How Old is Silence? Māṇḍūkya Upaniṣad

MĀṆḌŪKYA UPANIṢAD माण्डूक्योपनिषद् 

— assigned to Atharvaveda, one of the shortest Upaniṣadic texts, comprising of 12 verses on the sacred syllable ॐ “Oṃ” or “Auṃ”. 

The Māṇḍūkya Upaniṣad describes how this sound relates to brahman and ātman. 

It explains that the whole world in past, present, future and beyond is contained in this one syllable. 

Each phoneme found within “Auṃ” — “a”, “u” and “ṃ” represents a different state of consciousness (waking for “a”, dreaming for “u” and sleep for “ṃ”). 

Each is also associated with a “quarter” (the Universal for “a”, the Brilliant for “u” and the Knowledgeable for “ṃ”). 

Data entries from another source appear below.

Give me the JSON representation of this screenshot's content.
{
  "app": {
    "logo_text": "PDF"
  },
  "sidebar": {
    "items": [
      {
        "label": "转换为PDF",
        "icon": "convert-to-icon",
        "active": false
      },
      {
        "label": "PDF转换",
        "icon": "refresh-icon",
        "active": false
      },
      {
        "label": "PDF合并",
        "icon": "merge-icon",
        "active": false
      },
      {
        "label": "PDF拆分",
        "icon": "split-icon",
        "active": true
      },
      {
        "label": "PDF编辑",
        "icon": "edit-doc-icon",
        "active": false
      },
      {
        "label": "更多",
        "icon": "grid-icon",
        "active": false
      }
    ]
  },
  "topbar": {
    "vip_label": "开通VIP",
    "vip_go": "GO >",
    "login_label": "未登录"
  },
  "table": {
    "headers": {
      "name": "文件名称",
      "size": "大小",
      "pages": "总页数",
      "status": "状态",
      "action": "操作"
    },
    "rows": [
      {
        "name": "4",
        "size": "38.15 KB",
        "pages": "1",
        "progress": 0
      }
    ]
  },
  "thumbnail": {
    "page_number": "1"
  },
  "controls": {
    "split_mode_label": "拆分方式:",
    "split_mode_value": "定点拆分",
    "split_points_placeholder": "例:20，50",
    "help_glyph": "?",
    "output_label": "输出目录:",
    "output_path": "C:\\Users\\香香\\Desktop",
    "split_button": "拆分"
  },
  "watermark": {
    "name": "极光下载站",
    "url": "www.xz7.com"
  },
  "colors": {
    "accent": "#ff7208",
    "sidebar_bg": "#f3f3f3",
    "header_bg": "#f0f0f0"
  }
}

There is a fourth quarter, which is not connected to a phoneme within the syllable “Auṃ”; it is transcendental and represents the cessation of the visible world, neither inside or outside, neither seen nor unseen. 

It is “śāntaṃ śivamadvaitaṃ caturthaṃ manyante sa ātmā sa vijñeyaḥ” meaning “the one which is peaceful, auspicious, unitary, the fourth (quarter), that one is the Self, the object of self knowledge.”

 The Māṇḍūkya Upaniṣad states that the self (ātman) 𝘪𝘴 Oṃ (oṃkāra), and anyone who knows this enters into the self (ātman) by their own self (ātman).